The document text rendered within a view is drawn using two adornment layers, one for the text itself and normal decorations (underlines, etc.), and one for any text backgrounds. Classification taggers can be applied to a document (via language services) to override the default syntax highlighting provided by a language's lexer. This adds support for features like changing the foreground color of certain words, marking search result ranges in a different background color, etc.

Text Rendering Layers

Syntax highlighting is divided into two adornment layers: foreground and background. A reference to the text foreground can be obtained via the AdornmentLayerDefinitions.TextForeground property and a reference to the text background can be obtained via the AdornmentLayerDefinitions.TextBackground property.

The background is separated out so that the selection layer can overlay the text background when the selection extends to text ranges that have a background set.

Important

The two text rendering layers cannot be returned via the ITextView.GetAdornmentLayer method. If you wish to add custom adornments around text, you should make your own adornment layer and order it relative to the built-in adornment layers.
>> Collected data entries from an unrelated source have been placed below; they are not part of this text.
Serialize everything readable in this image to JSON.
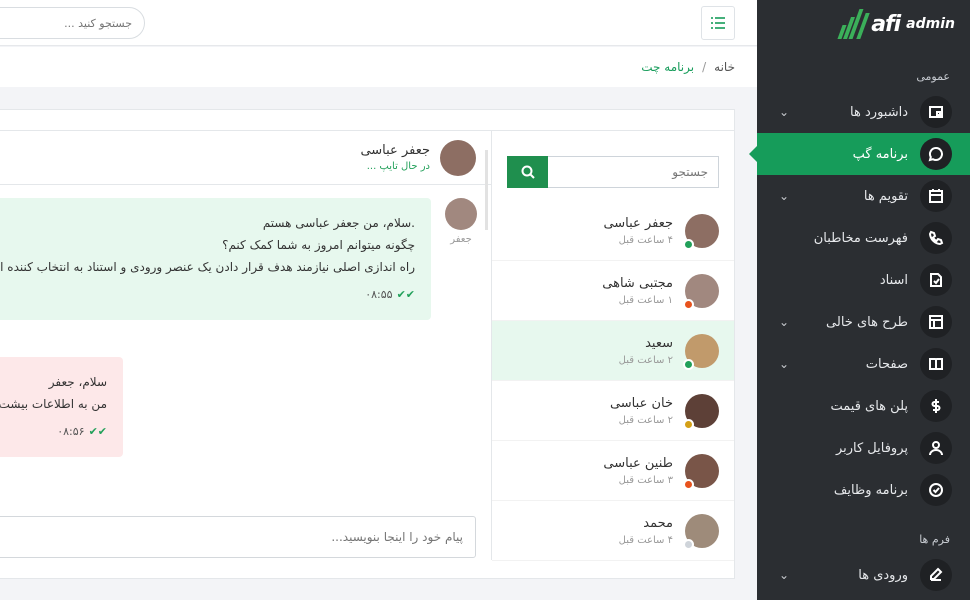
{
  "brand": {
    "name": "afi",
    "suffix": "admin",
    "accent": "#169c5a"
  },
  "topbar": {
    "search_placeholder": "جستجو کنید ..."
  },
  "breadcrumb": {
    "home": "خانه",
    "separator": "/",
    "current": "برنامه چت"
  },
  "sidebar": {
    "section_general": "عمومی",
    "items": [
      {
        "label": "داشبورد ها",
        "icon": "dashboard-icon",
        "has_children": true
      },
      {
        "label": "برنامه گپ",
        "icon": "chat-icon",
        "active": true
      },
      {
        "label": "تقویم ها",
        "icon": "calendar-icon",
        "has_children": true
      },
      {
        "label": "فهرست مخاطبان",
        "icon": "phone-icon"
      },
      {
        "label": "اسناد",
        "icon": "document-icon"
      },
      {
        "label": "طرح های خالی",
        "icon": "layout-icon",
        "has_children": true
      },
      {
        "label": "صفحات",
        "icon": "book-icon",
        "has_children": true
      },
      {
        "label": "پلن های قیمت",
        "icon": "dollar-icon"
      },
      {
        "label": "پروفایل کاربر",
        "icon": "user-icon"
      },
      {
        "label": "برنامه وظایف",
        "icon": "check-circle-icon"
      }
    ],
    "section_forms": "فرم ها",
    "forms_items": [
      {
        "label": "ورودی ها",
        "icon": "edit-icon",
        "has_children": true
      }
    ]
  },
  "contacts": {
    "search_placeholder": "جستجو",
    "list": [
      {
        "name": "جعفر عباسی",
        "time": "۴ ساعت قبل",
        "status_color": "#22a05a",
        "avatar_color": "#8d6e63"
      },
      {
        "name": "مجتبی شاهی",
        "time": "۱ ساعت قبل",
        "status_color": "#e8531d",
        "avatar_color": "#a1887f"
      },
      {
        "name": "سعید",
        "time": "۲ ساعت قبل",
        "status_color": "#22a05a",
        "avatar_color": "#c19a6b",
        "selected": true
      },
      {
        "name": "خان عباسی",
        "time": "۲ ساعت قبل",
        "status_color": "#d4a017",
        "avatar_color": "#5d4037"
      },
      {
        "name": "طنین عباسی",
        "time": "۳ ساعت قبل",
        "status_color": "#e8531d",
        "avatar_color": "#795548"
      },
      {
        "name": "محمد",
        "time": "۴ ساعت قبل",
        "status_color": "#cfd4da",
        "avatar_color": "#9e8b7a"
      }
    ]
  },
  "chat": {
    "header_name": "جعفر عباسی",
    "header_status": "در حال تایپ ...",
    "messages": [
      {
        "sender_label": "جعفر",
        "line1": ".سلام، من جعفر عباسی هستم",
        "line2": "چگونه میتوانم امروز به شما کمک کنم؟",
        "line3": "راه اندازی اصلی نیازمند هدف قرار دادن یک عنصر ورودی و استناد به انتخاب کننده ا",
        "time": "۰۸:۵۵"
      },
      {
        "line1": "سلام، جعفر",
        "line2": "من به اطلاعات بیشت",
        "time": "۰۸:۵۶"
      }
    ],
    "input_placeholder": "پیام خود را اینجا بنویسید..."
  }
}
Lexer-Based Syntax Highlighting

Syntax languages almost always have a lexer in place that is able to tokenize text. A token tagger can then be used to provide classification tag ranges for the lexer's tokens, where the classification tags indicate a logical IClassificationType for the contained text. The text rendering layers watch the classification tags that are provided by the token tagger.

Each IClassificationType can be paired with a highlighting style, via a highlighting style registry. Once there is a mapping between classification types and highlighting styles, the text rendering layers know how each classified range should be rendered.

Thus, with the pieces above in place, lexer-based syntax highlighting is achieved.

Overriding Syntax Highlighting

Sometimes it is desirable to override default lexer-based highlighting. Instances of this could be where certain text ranges should be rendered in a specific foreground, such as when highlighting type names in C# code. Or perhaps changing the background color of certain ranges to indicate breakpoints or find results.

As mentioned above, the text rendering layers already use a tag aggregator to watch for updates to IClassificationTag ranges. When updates occur, the text is repainted. Classification taggers (implementations of ITagger<IClassificationTag>) can be ordered. It is very important that classification taggers are set to be ordered before the TaggerKeys.Token tagger, which is the key for the lexer-based syntax highlighting. Otherwise, the syntax highlighting derived from the classification tag ranges will appear under the lexer-based syntax highlighting, where it likely would not be seen.

Several QuickStarts show how to implement taggers that alter syntax highlighting.

Unused Regions

It's sometimes handy to render certain portions of code semi-transparently, such as unused code or regions of code that will not execute due to conditional compilation.

Screenshot

Several unused regions

SyntaxEditor provides a special IUnusedRegionTag that can be provided over text ranges (via an ITagger<IUnusedRegionTag> implementation) that should be considered unused. The text rendering logic uses an internal tag aggregator to watch for those tagged regions and renders contained text in a semi-transparent foreground, while retaining the default syntax highlighting that was applied to the text.

See the Taggers and Tagger Providers topic for more information on tagging.

The default rendering opacity for unused regions is 70%. This value may be altered by changing the IHighlightingStyleRegistry.UnusedRegionForegroundOpacity property.